US Stem Cell Inc (USRM)

[Havoc23]

Again, read the RMAT guidelines from the FDA! They don't even need any trial info to apply!! Nowhere does it mention, in the slightest indication, needing NEW trials. If I missed that somewhere please correct me.

https://www.fda.gov/BiologicsBloodVaccines/CellularGeneTherapyProducts/ucm537670.htm

As described in Section 3033 of the 21st Century Cures Act, a drug is eligible for regenerative medicine advanced therapy (RMAT) designation if:
The drug is a regenerative medicine therapy, which is defined as a cell therapy, therapeutic tissue engineering product, human cell and tissue product, or any combination product using such therapies or products, except for those regulated solely under Section 361 of the Public Health Service Act and part 1271 of Title 21, Code of Federal Regulations;
The drug is intended to treat, modify, reverse, or cure a serious or life-threatening disease or condition; and
Preliminary clinical evidence indicates that the drug has the potential to address unmet medical needs for such disease or condition

We refer you to the Guidance for Industry Expedited Programs for Serious Conditions – Drugs and Biologics, section III.A., for FDA’s interpretation of whether a disease or condition is serious or life-threatening and whether a drug is intended to treat a serious disease or condition.
The request for RMAT designation must be made either concurrently with submission of an Investigational New Drug application (IND) or as an amendment to an existing IND. We will not grant a RMAT designation if an IND is on hold or is placed on hold during the designation review.

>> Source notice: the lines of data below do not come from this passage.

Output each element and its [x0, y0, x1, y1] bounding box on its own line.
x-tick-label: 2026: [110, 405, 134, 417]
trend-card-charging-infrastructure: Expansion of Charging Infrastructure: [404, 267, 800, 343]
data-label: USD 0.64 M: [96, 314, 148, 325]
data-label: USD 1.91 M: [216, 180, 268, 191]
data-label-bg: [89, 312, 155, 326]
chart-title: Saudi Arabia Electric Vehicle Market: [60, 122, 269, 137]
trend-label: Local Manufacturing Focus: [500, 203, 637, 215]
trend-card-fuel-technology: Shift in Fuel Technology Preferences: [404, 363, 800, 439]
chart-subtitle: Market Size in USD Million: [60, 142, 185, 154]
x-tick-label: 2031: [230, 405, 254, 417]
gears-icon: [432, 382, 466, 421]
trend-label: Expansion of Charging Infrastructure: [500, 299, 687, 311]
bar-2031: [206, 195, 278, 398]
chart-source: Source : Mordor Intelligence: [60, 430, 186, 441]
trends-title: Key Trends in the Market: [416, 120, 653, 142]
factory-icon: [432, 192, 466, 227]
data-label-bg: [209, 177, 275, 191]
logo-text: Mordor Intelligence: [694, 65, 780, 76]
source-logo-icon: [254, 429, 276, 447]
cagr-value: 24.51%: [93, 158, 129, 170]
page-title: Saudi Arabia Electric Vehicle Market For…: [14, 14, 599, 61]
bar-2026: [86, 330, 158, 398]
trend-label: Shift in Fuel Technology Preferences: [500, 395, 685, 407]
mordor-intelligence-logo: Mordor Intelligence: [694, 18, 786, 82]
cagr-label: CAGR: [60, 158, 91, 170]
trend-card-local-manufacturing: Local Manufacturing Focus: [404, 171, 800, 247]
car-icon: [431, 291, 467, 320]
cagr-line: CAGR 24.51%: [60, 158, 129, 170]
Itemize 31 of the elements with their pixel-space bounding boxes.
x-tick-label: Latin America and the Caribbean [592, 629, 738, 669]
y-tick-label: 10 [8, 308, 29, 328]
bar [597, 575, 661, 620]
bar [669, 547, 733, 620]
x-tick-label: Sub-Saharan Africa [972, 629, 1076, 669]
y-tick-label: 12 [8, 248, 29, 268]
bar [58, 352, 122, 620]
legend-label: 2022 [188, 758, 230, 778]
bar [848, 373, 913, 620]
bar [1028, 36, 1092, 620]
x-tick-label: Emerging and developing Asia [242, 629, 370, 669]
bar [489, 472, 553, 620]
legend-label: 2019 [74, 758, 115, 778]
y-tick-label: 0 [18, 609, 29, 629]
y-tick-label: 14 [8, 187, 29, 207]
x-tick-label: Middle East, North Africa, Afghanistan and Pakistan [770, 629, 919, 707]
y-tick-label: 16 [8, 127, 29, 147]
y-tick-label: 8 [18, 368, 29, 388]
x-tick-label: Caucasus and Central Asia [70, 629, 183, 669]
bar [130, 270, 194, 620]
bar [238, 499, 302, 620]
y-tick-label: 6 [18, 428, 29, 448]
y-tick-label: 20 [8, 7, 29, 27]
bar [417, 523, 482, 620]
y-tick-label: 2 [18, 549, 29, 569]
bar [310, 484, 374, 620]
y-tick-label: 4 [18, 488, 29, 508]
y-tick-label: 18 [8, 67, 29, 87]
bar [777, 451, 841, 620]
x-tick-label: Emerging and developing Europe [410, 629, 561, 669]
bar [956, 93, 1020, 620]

We generally do not expect you to submit primary data (data sets), but your request for regenerative advanced therapy designation should describe the preliminary clinical evidence. Please include a brief description of any available therapies for the disease or condition, the study design, the population studied, and the endpoint(s) used; and a description of the study results and statistical analyses (e.g., subgroup analyses).

You may submit a request for RMAT designation to:

Food and Drug Administration
Center for Biologics Evaluation and Research
Office of Tissues and Advanced Therapies
Document Control Center
10903 New Hampshire Avenue
WO71, G112
Silver Spring, MD 20993-0002

If the RMAT designation request is submitted to your IND as an amendment, the cover letter should specify that the submission contains a REQUEST FOR REGENERATIVE MEDICINE ADVANCED THERAPY DESIGNATION in bold, uppercase letters. If the request is submitted with an initial IND, the cover letter should specify that the submission contains both an INITIAL INVESTIGATIONAL NEW DRUG SUBMISSION and REQUEST FOR REGENERATIVE MEDICINE ADVANCED THERAPY DESIGNATION in bold, upper case letters.

No later than 60 calendar days after receipt of the designation request, the Office of Tissues and Advanced Therapies (OTAT) will notify the sponsor as to whether RMAT designation has been granted. If OTAT determines that the RMAT designation request was incomplete or that the drug development program does not meet the criteria for RMAT designation, OTAT will include a written description of the rationale for such determination.